Woodward et al. (2000) reported a clinical and molecular study of familial renal cell carcinoma in 9 kindreds with 2 or more cases of renal cell carcinoma in first-degree relatives. Familial RCC was characterized by an earlier age at onset (mean 47.1 years, 52% of cases less than 50 years of age) as compared to sporadic cases. Mutation analysis of the VHL (608537), MET (164860), and CUL2 (603135) genes revealed no germline mutations. Woodward et al. (2000) concluded that the VHL, MET, and CUL2 genes do not have a major role in familial renal cell carcinoma. Animal Model.Everitt et al. (1992) described the Eker rat, a rodent model of hereditary cancer in which a single gene mutation predisposes them to bilateral multicentric renal cell carcinoma. The disorder bore similarities to von Hippel-Lindau disease. Splenic vascular proliferative lesions, including hemangiosarcoma, were seen in 23% of 14-month-old rats of both sexes that had renal tumors. At that age, 62% of female rats with renal cell tumors had sarcomas of the lower reproductive tract of probable smooth muscle origin. In this rat model of human renal carcinoma, Walker et al. (1992) identified a germline mutation at a tumor susceptibility locus that caused a 70-fold increase in susceptibility to chemical carcinogenesis. A carcinogen that targeted both renal epithelial and mesenchymal cells caused an increase in tumors of epithelial origin in susceptible animals but no increase in carcinogen-induced mesenchymal tumors.

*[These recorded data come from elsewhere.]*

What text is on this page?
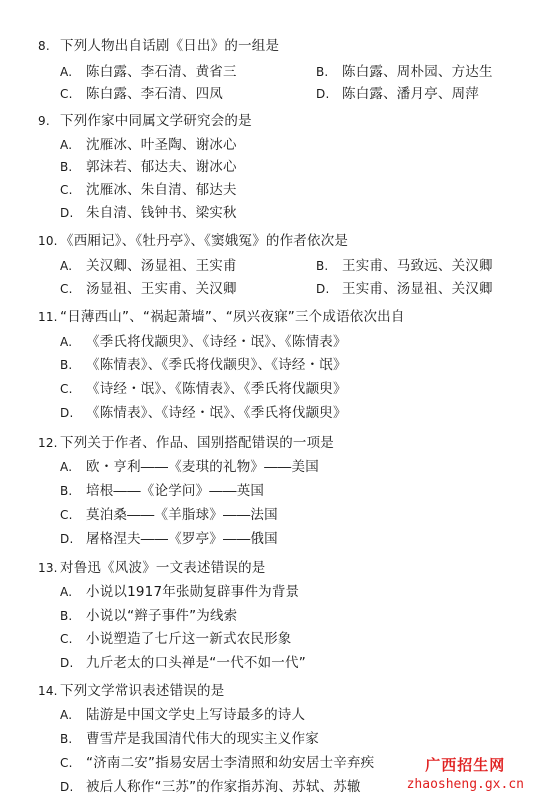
8. 下列人物出自话剧《日出》的一组是
A. 陈白露、李石清、黄省三	B. 陈白露、周朴园、方达生
C. 陈白露、李石清、四凤	D. 陈白露、潘月亭、周萍
9. 下列作家中同属文学研究会的是
A. 沈雁冰、叶圣陶、谢冰心
B. 郭沫若、郁达夫、谢冰心
C. 沈雁冰、朱自清、郁达夫
D. 朱自清、钱钟书、梁实秋
10. 《西厢记》、《牡丹亭》、《窦娥冤》的作者依次是
A. 关汉卿、汤显祖、王实甫	B. 王实甫、马致远、关汉卿
C. 汤显祖、王实甫、关汉卿	D. 王实甫、汤显祖、关汉卿
11. “日薄西山”、“祸起萧墙”、“夙兴夜寐”三个成语依次出自
A. 《季氏将伐颛臾》、《诗经・氓》、《陈情表》
B. 《陈情表》、《季氏将伐颛臾》、《诗经・氓》
C. 《诗经・氓》、《陈情表》、《季氏将伐颛臾》
D. 《陈情表》、《诗经・氓》、《季氏将伐颛臾》
12. 下列关于作者、作品、国别搭配错误的一项是
A. 欧・亨利――《麦琪的礼物》――美国
B. 培根――《论学问》――英国
C. 莫泊桑――《羊脂球》――法国
D. 屠格涅夫――《罗亭》――俄国
13. 对鲁迅《风波》一文表述错误的是
A. 小说以1917年张勋复辟事件为背景
B. 小说以“辫子事件”为线索
C. 小说塑造了七斤这一新式农民形象
D. 九斤老太的口头禅是“一代不如一代”
14. 下列文学常识表述错误的是
A. 陆游是中国文学史上写诗最多的诗人
B. 曹雪芹是我国清代伟大的现实主义作家
C. “济南二安”指易安居士李清照和幼安居士辛弃疾
D. 被后人称作“三苏”的作家指苏洵、苏轼、苏辙
广西招生网
zhaosheng.gx.cn
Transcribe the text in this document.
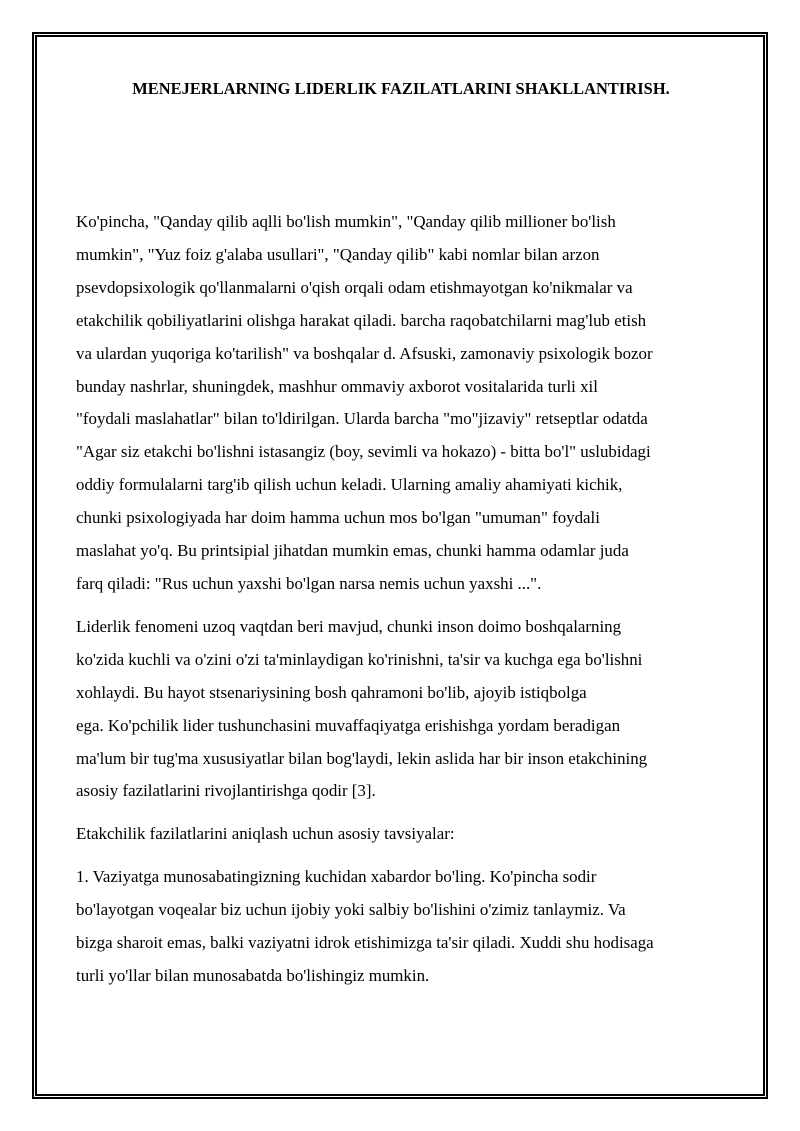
MENEJERLARNING LIDERLIK FAZILATLARINI SHAKLLANTIRISH.

Ko'pincha, "Qanday qilib aqlli bo'lish mumkin", "Qanday qilib millioner bo'lish
mumkin", "Yuz foiz g'alaba usullari", "Qanday qilib" kabi nomlar bilan arzon
psevdopsixologik qo'llanmalarni o'qish orqali odam etishmayotgan ko'nikmalar va
etakchilik qobiliyatlarini olishga harakat qiladi. barcha raqobatchilarni mag'lub etish
va ulardan yuqoriga ko'tarilish" va boshqalar d. Afsuski, zamonaviy psixologik bozor
bunday nashrlar, shuningdek, mashhur ommaviy axborot vositalarida turli xil
"foydali maslahatlar" bilan to'ldirilgan. Ularda barcha "mo"jizaviy" retseptlar odatda
"Agar siz etakchi bo'lishni istasangiz (boy, sevimli va hokazo) - bitta bo'l" uslubidagi
oddiy formulalarni targ'ib qilish uchun keladi. Ularning amaliy ahamiyati kichik,
chunki psixologiyada har doim hamma uchun mos bo'lgan "umuman" foydali
maslahat yo'q. Bu printsipial jihatdan mumkin emas, chunki hamma odamlar juda
farq qiladi: "Rus uchun yaxshi bo'lgan narsa nemis uchun yaxshi ...".

Liderlik fenomeni uzoq vaqtdan beri mavjud, chunki inson doimo boshqalarning
ko'zida kuchli va o'zini o'zi ta'minlaydigan ko'rinishni, ta'sir va kuchga ega bo'lishni
xohlaydi. Bu hayot stsenariysining bosh qahramoni bo'lib, ajoyib istiqbolga
ega. Ko'pchilik lider tushunchasini muvaffaqiyatga erishishga yordam beradigan
ma'lum bir tug'ma xususiyatlar bilan bog'laydi, lekin aslida har bir inson etakchining
asosiy fazilatlarini rivojlantirishga qodir [3].

Etakchilik fazilatlarini aniqlash uchun asosiy tavsiyalar:

1. Vaziyatga munosabatingizning kuchidan xabardor bo'ling. Ko'pincha sodir
bo'layotgan voqealar biz uchun ijobiy yoki salbiy bo'lishini o'zimiz tanlaymiz. Va
bizga sharoit emas, balki vaziyatni idrok etishimizga ta'sir qiladi. Xuddi shu hodisaga
turli yo'llar bilan munosabatda bo'lishingiz mumkin.
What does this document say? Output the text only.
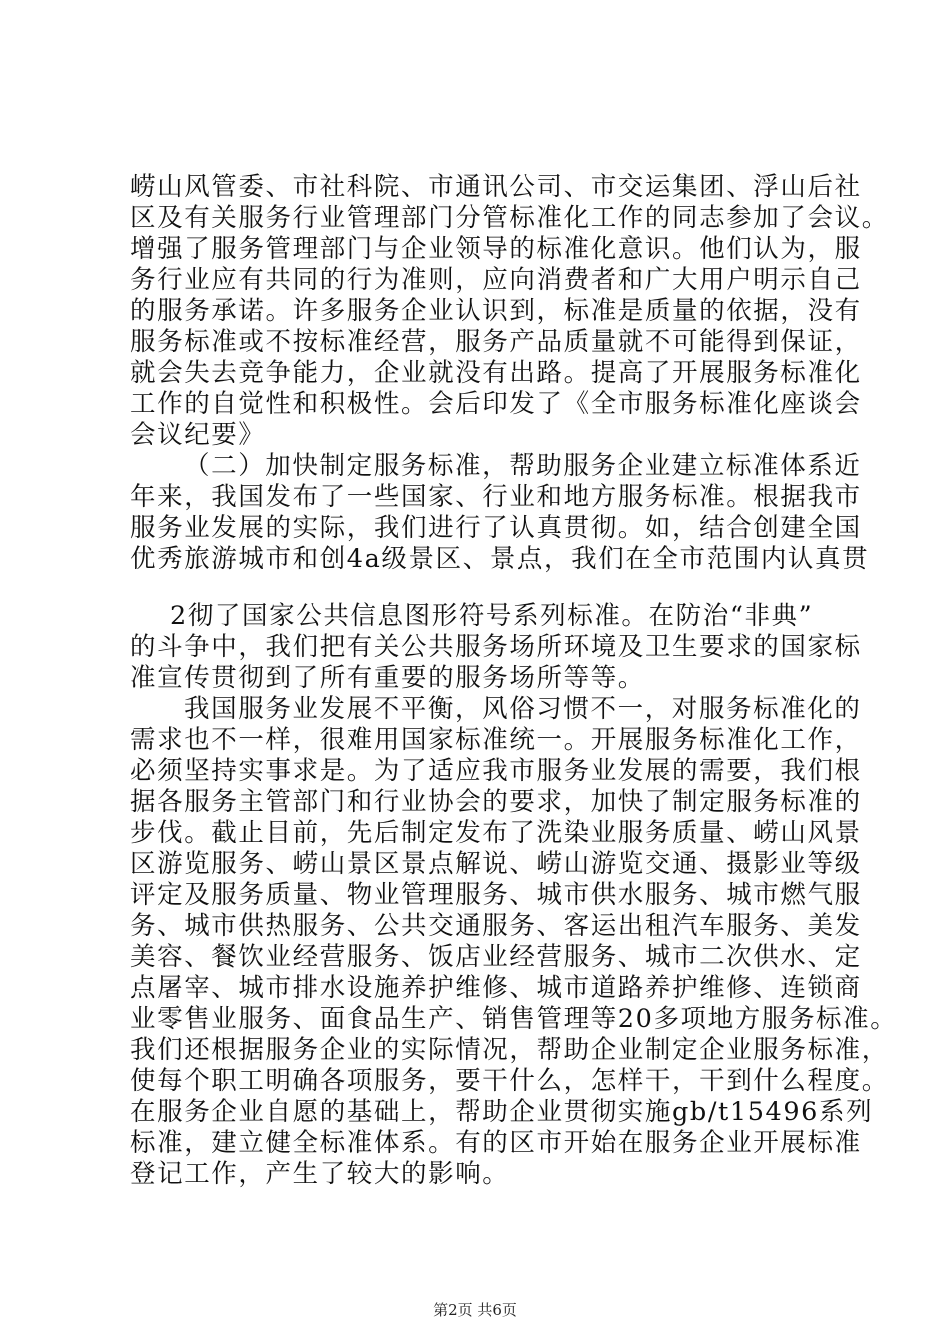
崂山风管委、市社科院、市通讯公司、市交运集团、浮山后社

区及有关服务行业管理部门分管标准化工作的同志参加了会议。

增强了服务管理部门与企业领导的标准化意识。他们认为，服

务行业应有共同的行为准则，应向消费者和广大用户明示自己

的服务承诺。许多服务企业认识到，标准是质量的依据，没有

服务标准或不按标准经营，服务产品质量就不可能得到保证，

就会失去竞争能力，企业就没有出路。提高了开展服务标准化

工作的自觉性和积极性。会后印发了《全市服务标准化座谈会

会议纪要》

（二）加快制定服务标准，帮助服务企业建立标准体系近

年来，我国发布了一些国家、行业和地方服务标准。根据我市

服务业发展的实际，我们进行了认真贯彻。如，结合创建全国

优秀旅游城市和创4a级景区、景点，我们在全市范围内认真贯

2彻了国家公共信息图形符号系列标准。在防治“非典”

的斗争中，我们把有关公共服务场所环境及卫生要求的国家标

准宣传贯彻到了所有重要的服务场所等等。

我国服务业发展不平衡，风俗习惯不一，对服务标准化的

需求也不一样，很难用国家标准统一。开展服务标准化工作，

必须坚持实事求是。为了适应我市服务业发展的需要，我们根

据各服务主管部门和行业协会的要求，加快了制定服务标准的

步伐。截止目前，先后制定发布了洗染业服务质量、崂山风景

区游览服务、崂山景区景点解说、崂山游览交通、摄影业等级

评定及服务质量、物业管理服务、城市供水服务、城市燃气服

务、城市供热服务、公共交通服务、客运出租汽车服务、美发

美容、餐饮业经营服务、饭店业经营服务、城市二次供水、定

点屠宰、城市排水设施养护维修、城市道路养护维修、连锁商

业零售业服务、面食品生产、销售管理等20多项地方服务标准。

我们还根据服务企业的实际情况，帮助企业制定企业服务标准，

使每个职工明确各项服务，要干什么，怎样干，干到什么程度。

在服务企业自愿的基础上，帮助企业贯彻实施gb/t15496系列

标准，建立健全标准体系。有的区市开始在服务企业开展标准

登记工作，产生了较大的影响。

第2页 共6页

Rats that are heterozygous for the so-called Eker mutation develop spontaneous RCCs between 4 and 12 months of age. When homozygous, the mutation is lethal prenatally at 9 to 10 days of gestation. At the histologic level, renal carcinomas in the Eker rat develop through multiple stages from early preneoplastic lesions (e.g., atypical tubules) to adenomas in virtually all heterozygotes by the age of 1 year. Hino et al. (1993) demonstrated that ionizing radiation induces additional tumors in a linear dose-response relationship, suggesting that in heterozygotes 2 events (one inherited, one somatic) are necessary to produce tumors, and that the predisposing gene is a tumor suppressor gene. No genetic linkage was found between the Eker mutation and rat DNA sequences homologous to those in human chromosome 3p, the presumed site of the putative tumor suppressor gene responsible for human renal cell carcinoma. Nonrandom loss of rat chromosome 5 in RCC-derived cell lines was sometimes associated with homozygous deletion of the interferon gene loci at rat chromosome bands 5q31-q33. Since this locus is not linked to the predisposing inherited gene in the Eker rat, it probably represented a second tumor suppressor gene involved in tumor progression.

Kobayashi et al. (1995) demonstrated that a germline mutation in the tuberous sclerosis-2 gene (191092), caused by the insertion of a DNA fragment approximately 5 kb long, is responsible for aberrant RNA expression from the mutant allele in the Eker rat. Except for the occurrence of renal tumors, the phenotype of tuberous sclerosis in human differs from that of the Eker rat.